761688 – In /etc/portage/repos.conf.d/ support a reference-repository option that accepts a list of filesystem paths

Bug 761688 - In /etc/portage/repos.conf.d/ support a reference-repository option that accepts a list of filesystem paths

Summary: In /etc/portage/repos.conf.d/ support a reference-repository option that acce...

Status:	UNCONFIRMED

Alias:	None

Product:	Portage Development
Classification:	Unclassified
Component:	Enhancement/Feature Requests (show other bugs)
Hardware:	All Linux

Importance:	Normal normal
Assignee:	Portage team

URL:
Whiteboard:
Keywords:

Depends on:
Blocks:	240187
	Show dependency tree

Reported:	2020-12-25 20:40 UTC by Michael Jones
Modified:	2021-02-24 22:22 UTC (History)
CC List:	3 users (show)

See Also:
Package list:
Runtime testing required:	---

Attachments
Add an attachment (proposed patch, testcase, etc.)

Note You need to log in before you can comment on or make changes to this bug.

Description Michael Jones 2020-12-25 20:40:23 UTC

Git natively supports the concept of a reference repository, that has a collection of git object chunks which can be used to seamlessly avoid internet access when the needed chunk is available in the reference repository.

This is useful not only for initial cloning, but also for syncing, assuming the reference repository is synced periodically.

Use case:

A build system that created dd-able images by bootstrapping a gentoo chroot and running emerge inside that chroot would involve cloning the gentoo portage repository according to the settings in the chroot's repos.conf.d/ directory.

With support for reference repositories, the initial repository clone would potentially involve no internet downloads for object chunks, only internet access to determine the latest git commit and metadata.

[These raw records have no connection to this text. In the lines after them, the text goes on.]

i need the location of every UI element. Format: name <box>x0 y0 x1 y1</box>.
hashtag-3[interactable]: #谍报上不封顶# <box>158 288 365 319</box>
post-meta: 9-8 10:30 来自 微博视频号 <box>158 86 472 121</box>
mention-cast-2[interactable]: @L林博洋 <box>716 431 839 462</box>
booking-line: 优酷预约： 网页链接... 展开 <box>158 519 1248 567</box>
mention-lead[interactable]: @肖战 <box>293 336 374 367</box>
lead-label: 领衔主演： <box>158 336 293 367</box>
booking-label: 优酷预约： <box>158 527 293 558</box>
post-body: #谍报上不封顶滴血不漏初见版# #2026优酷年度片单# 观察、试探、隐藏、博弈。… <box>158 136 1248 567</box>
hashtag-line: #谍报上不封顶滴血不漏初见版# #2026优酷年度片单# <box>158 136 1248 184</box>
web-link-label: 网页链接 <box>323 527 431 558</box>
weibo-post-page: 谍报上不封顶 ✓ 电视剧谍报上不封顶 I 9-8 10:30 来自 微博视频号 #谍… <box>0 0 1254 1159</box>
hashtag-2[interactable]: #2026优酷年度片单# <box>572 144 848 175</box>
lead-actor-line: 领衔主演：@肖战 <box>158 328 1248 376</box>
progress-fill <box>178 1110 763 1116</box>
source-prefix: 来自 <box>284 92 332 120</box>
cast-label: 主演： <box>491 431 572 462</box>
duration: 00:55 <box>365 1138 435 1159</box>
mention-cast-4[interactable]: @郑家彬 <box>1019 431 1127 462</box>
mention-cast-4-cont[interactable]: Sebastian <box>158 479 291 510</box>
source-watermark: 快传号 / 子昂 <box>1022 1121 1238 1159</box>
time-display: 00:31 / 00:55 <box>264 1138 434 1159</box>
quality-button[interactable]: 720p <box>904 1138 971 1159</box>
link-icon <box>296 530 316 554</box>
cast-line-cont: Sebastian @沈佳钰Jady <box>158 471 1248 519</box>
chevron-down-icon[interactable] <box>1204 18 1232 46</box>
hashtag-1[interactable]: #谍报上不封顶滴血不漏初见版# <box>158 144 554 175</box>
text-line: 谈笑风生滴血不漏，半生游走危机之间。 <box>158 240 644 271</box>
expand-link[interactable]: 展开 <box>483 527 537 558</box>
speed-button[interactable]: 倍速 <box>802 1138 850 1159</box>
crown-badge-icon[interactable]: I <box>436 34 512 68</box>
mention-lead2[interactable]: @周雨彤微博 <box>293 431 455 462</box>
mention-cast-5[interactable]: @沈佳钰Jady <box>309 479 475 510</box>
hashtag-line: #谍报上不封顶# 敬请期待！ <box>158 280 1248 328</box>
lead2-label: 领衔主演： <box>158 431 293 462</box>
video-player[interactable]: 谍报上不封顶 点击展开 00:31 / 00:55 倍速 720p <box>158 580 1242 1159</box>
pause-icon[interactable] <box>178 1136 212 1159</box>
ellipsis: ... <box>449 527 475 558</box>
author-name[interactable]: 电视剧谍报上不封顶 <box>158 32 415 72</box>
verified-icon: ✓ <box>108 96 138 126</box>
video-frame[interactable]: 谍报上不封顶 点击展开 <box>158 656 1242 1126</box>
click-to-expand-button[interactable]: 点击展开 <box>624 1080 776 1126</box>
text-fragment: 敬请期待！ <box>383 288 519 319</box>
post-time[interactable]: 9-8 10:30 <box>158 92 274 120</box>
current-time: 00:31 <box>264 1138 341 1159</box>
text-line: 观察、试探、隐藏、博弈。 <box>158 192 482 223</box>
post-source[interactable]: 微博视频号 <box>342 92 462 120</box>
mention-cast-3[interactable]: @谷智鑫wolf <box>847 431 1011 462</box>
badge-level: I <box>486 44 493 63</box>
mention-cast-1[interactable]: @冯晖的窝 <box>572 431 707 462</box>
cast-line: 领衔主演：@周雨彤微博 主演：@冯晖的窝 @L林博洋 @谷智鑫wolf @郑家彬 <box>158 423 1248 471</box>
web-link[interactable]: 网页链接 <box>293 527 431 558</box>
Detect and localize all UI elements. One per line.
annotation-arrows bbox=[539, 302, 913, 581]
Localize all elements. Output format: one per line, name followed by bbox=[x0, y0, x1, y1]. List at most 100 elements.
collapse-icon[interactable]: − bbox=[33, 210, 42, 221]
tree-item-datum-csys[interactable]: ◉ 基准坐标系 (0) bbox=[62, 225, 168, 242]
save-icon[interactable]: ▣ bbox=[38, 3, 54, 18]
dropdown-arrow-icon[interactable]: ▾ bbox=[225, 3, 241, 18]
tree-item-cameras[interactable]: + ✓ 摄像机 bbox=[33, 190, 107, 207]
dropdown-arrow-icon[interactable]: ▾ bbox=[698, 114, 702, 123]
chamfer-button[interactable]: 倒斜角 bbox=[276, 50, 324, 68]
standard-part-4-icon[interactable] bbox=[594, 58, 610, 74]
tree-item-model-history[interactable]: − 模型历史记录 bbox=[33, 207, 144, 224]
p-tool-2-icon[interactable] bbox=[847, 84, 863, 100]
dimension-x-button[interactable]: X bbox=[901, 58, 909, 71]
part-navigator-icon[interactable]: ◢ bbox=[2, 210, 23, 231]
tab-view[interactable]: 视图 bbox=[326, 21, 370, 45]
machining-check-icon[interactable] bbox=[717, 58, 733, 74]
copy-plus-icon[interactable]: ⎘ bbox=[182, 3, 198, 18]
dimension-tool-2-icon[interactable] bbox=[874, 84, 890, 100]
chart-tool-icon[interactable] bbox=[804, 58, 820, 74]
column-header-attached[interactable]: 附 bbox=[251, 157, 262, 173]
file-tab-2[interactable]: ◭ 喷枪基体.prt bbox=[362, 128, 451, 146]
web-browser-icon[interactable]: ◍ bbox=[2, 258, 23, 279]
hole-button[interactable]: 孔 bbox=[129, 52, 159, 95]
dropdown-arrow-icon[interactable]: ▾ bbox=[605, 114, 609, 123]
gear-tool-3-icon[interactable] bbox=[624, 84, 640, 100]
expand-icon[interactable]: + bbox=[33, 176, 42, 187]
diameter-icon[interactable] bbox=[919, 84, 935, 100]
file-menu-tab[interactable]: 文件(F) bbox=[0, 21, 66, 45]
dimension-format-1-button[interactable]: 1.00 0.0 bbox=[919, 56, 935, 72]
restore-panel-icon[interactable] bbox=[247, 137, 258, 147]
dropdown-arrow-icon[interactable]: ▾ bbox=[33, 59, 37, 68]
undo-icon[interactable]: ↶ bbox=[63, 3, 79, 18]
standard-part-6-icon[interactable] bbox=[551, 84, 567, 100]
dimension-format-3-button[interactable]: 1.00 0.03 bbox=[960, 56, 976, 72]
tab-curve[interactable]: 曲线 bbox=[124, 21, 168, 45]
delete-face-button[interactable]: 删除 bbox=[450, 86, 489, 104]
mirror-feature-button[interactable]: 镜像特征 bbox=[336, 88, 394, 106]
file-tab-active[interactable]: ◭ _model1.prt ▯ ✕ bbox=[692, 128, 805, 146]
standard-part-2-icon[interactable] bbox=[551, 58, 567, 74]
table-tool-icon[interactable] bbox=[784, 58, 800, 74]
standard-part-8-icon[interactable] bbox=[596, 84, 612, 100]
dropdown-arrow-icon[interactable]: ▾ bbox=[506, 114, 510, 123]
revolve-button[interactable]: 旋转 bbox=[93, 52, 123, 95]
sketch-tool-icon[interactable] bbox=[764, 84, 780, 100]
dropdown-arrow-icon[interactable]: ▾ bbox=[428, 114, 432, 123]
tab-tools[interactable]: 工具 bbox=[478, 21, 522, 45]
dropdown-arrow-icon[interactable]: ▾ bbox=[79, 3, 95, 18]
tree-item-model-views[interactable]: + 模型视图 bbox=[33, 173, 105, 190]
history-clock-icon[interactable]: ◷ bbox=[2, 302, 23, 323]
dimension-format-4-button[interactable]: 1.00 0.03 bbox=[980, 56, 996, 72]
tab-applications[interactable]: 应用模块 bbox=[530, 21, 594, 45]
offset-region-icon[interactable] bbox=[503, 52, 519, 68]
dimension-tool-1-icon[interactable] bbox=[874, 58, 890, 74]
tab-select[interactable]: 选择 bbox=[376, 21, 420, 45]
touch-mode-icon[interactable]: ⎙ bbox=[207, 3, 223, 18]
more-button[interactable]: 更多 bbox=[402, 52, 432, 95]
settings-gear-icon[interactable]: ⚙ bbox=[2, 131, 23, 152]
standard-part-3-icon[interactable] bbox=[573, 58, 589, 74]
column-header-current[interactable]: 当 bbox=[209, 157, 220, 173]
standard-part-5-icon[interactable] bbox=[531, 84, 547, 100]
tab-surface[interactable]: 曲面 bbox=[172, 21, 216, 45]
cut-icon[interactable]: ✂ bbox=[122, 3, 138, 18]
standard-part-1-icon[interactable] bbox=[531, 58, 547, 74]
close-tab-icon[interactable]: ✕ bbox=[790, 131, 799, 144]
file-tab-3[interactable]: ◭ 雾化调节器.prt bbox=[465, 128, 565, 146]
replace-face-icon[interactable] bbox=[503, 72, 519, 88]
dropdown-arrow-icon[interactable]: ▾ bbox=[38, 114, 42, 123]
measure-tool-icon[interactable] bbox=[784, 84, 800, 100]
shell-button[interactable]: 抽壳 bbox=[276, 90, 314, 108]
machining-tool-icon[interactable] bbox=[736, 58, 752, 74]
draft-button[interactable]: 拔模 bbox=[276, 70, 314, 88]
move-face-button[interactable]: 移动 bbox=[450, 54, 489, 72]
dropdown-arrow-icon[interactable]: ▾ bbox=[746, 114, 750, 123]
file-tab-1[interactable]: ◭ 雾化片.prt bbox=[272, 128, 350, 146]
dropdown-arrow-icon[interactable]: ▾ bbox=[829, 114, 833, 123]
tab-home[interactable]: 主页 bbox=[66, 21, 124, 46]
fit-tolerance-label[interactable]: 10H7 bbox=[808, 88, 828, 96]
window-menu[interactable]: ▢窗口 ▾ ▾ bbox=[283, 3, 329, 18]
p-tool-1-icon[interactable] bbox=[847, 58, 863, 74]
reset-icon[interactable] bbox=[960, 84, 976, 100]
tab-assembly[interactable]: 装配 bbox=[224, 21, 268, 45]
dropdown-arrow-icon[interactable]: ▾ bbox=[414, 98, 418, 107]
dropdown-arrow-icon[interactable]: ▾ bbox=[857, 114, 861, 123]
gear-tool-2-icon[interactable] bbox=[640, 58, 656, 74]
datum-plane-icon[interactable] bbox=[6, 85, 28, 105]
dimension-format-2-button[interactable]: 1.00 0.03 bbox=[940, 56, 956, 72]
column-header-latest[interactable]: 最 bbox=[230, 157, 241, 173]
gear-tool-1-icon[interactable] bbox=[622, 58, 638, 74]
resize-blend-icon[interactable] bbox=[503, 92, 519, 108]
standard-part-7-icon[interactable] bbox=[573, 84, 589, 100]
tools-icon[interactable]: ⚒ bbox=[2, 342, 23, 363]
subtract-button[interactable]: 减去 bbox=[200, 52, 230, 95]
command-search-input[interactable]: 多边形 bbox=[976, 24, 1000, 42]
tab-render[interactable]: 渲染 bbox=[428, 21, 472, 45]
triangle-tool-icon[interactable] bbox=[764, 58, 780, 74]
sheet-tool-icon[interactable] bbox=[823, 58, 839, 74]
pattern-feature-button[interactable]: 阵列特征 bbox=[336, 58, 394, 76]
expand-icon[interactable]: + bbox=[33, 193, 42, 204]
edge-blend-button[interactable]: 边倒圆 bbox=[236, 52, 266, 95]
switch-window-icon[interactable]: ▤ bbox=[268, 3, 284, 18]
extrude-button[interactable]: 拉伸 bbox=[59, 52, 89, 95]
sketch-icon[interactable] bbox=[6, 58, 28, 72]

For a build machine that is creating a new build several times per day, this can represent several hundred megabytes of data usage saved.

For rsync repositories, this flag translates to either --copy-dest or --link-dest (depending on specific implementation, or possibly other flags), which provides similar bandwidth savings.

Reproducible: Always

Comment 1 Michael Jones 2020-12-25 20:49:37 UTC

This functionality would be enhanced by the addition of a pre-sync hook that can be used to optionally synchronize the reference repository(s) prior to the actual repository being initially cloned or synced.

For the build machine example, this is useful, because it allows the reference repository to be kept up to date, which allows for the initial repository clone of the chroot environment to skip downloading any chunks from the internet, since the reference repository is fully updated.

Comment 2 Kent Fredric (IRC: kent\n) (RETIRED) gentoo-dev

2020-12-26 09:15:01 UTC

My experience using this functionality directly had problems when used in conjuction with intermixing sync/gentoo.git and gentoo.git

Even though they share 50% history, "something" goes wrong on a nearly daily basis, which I can only assume some problem in the "common ancestor" logic getting confused for fetch, and this degrades into a "no common ancestor" situation, and attempts fetching all objects from scratch, which turns out to be more problematic than simply keeping the repositories distinct.

Once I abandoned this approach, my regular problems with git bailing due to fetching >1G of data and getting the data stream corrupted in the process (due to it taking so long), simply went away.

Its still a very useful tool to have in your arsenal though, but this caveat must be stated that it doesn't work unless all clones are logically parents/children of each other.

I've used it quite successfully in my rust testing toolchain, which eliminated huge swathes of network *and* disk IO, while also making the "cloned" repository free from interlock problems when multiple workers are concurrently trying to "update" their own clone. (Multiple calls to git fetch on the same repo is very problematic and fails repeatedly, disk-bound IO races aren't fun ever).

I think the "discipline" required is that when A is ref-cloned to B, that A is never updated while B exists.

This gives you CoW semantics, allowing updates to B, without requiring them synced back to A, and then B can be disposed, and A updated on its own.

( You can still update A when B exists, but doing so creates a time risk if the repos diverge too far )

Comment 3 Zac Medico gentoo-dev

2020-12-26 23:15:40 UTC

(In reply to Michael Jones from comment #0)
> Git natively supports the concept of a reference repository, that has a
> collection of git object chunks which can be used to seamlessly avoid
> internet access when the needed chunk is available in the reference
> repository.

Can you use the sync-git-clone-extra-opts option for this?

> This is useful not only for initial cloning, but also for syncing, assuming
> the reference repository is synced periodically.

Since the reference repository is sticky, a change to sync-git-clone-extra-opts  should be enough, so there would be no need to modify sync-git-pull-extra-opts.